Monday, December 12, 2022

Review: The Spear Cuts Through Water, by Simon Jimenez


 

The people suffer under the centuries-long rule of the Moon Throne. The royal family—the despotic emperor and his monstrous sons, the Three Terrors—hold the countryside in their choking grip. They bleed the land and oppress the citizens with the frightful powers they inherited from the god locked under their palace.
With the aid of Jun, a guard broken by his guilt-stricken past, and Keema, an outcast fighting for his future, the god escapes from her royal captivity and flees from her own children, the triplet Terrors who would drag her back to her unholy prison. And so it is that she embarks with her young companions on a five-day pilgrimage in search of freedom—and a way to end the Moon Throne forever. The journey ahead will be more dangerous than any of them could have imagined.

“This is a love story to its blade-dented bone.” Simon Jimenez's The Spear Cuts Through Water defies the boundaries between genres. Is it a sweeping narration of the bonds between people? Is it an oral story? A stunning theater performance? An analysis of the monsters of our own creation? Is it going to make you cry about turtles? Is it a beautiful love story? Is it a tragedy? Is it full of hope? Yes. A sound, earth-shattering Yes to all of the above. This book changes you. I'm trying to find a way to talk about this, but the truth is that this book left me speechless.

The basics, then. The plot, as seen above, is pretty straightforward while also being filled with twists and turns and moments so powerful and touching in their simplicity. At its core, it's also a love story about two violent people, showing them slowly getting closer and finding comfort in each other. But this isn't the story. This is the performance, as shown to the protagonist: you. Is it a real story? Did it happen, in the past of the protagonist's world? Absolutely. Does it blend perfectly with the performance, until you lose yourself in the narration? You bet it does.

If you don't like the second person narration, it's likely you won't like this novel. It's very diffucult to get it right, after all. But this novel gets it exactly right. It doesn't take you out of the book, but rather draws you further in, leading you to the Inverted Theater and its wonders. There are also small segments in the first person, like a chorus in a Greek Tragedy, punctuating the more poignant moments, and it works. Everything works perfectly, like clockwork, creating a stunning tapestry of a novel.

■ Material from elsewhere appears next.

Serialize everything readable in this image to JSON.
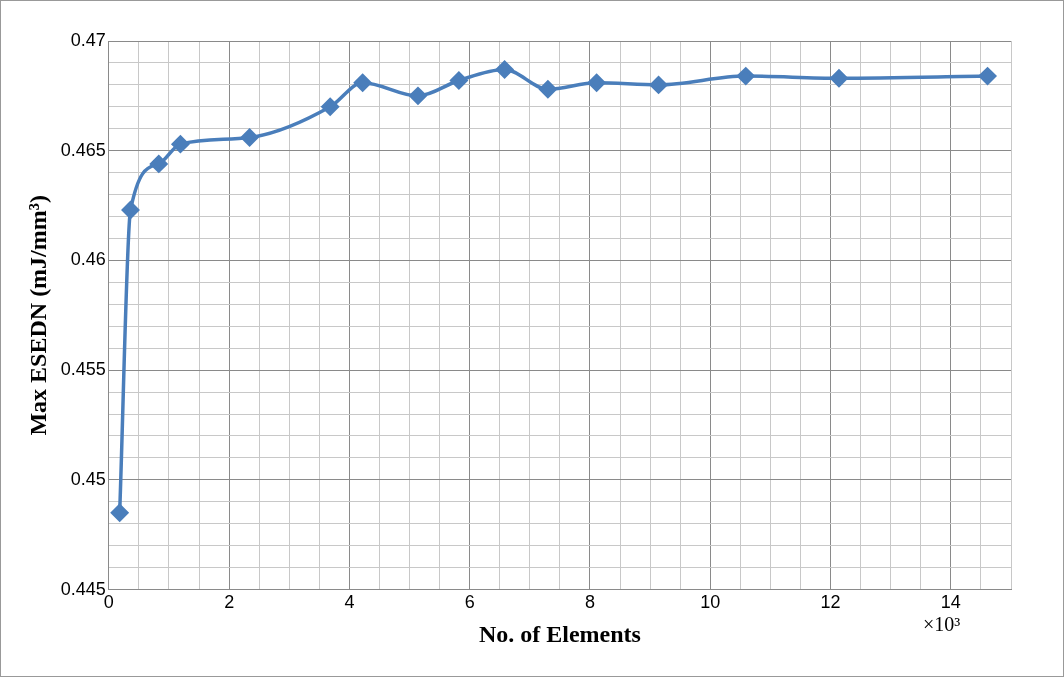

Every character is important. Every small interation counts. Love is the most important thing there is, especially loving yourself. The world is rich, lived in, with astonishing bits of worldbuilding (did I say you'd be crying about turtles?); even the glimpses we get about the present, though less developed, are intriguing. The prose is truly phenomenal, lyrical and evocative. There are terrible depths of depravity and gut-wrenching moments of hope.

The Spear Cuts Through Water is my favorite book of the year. Perhaps it will become yours too?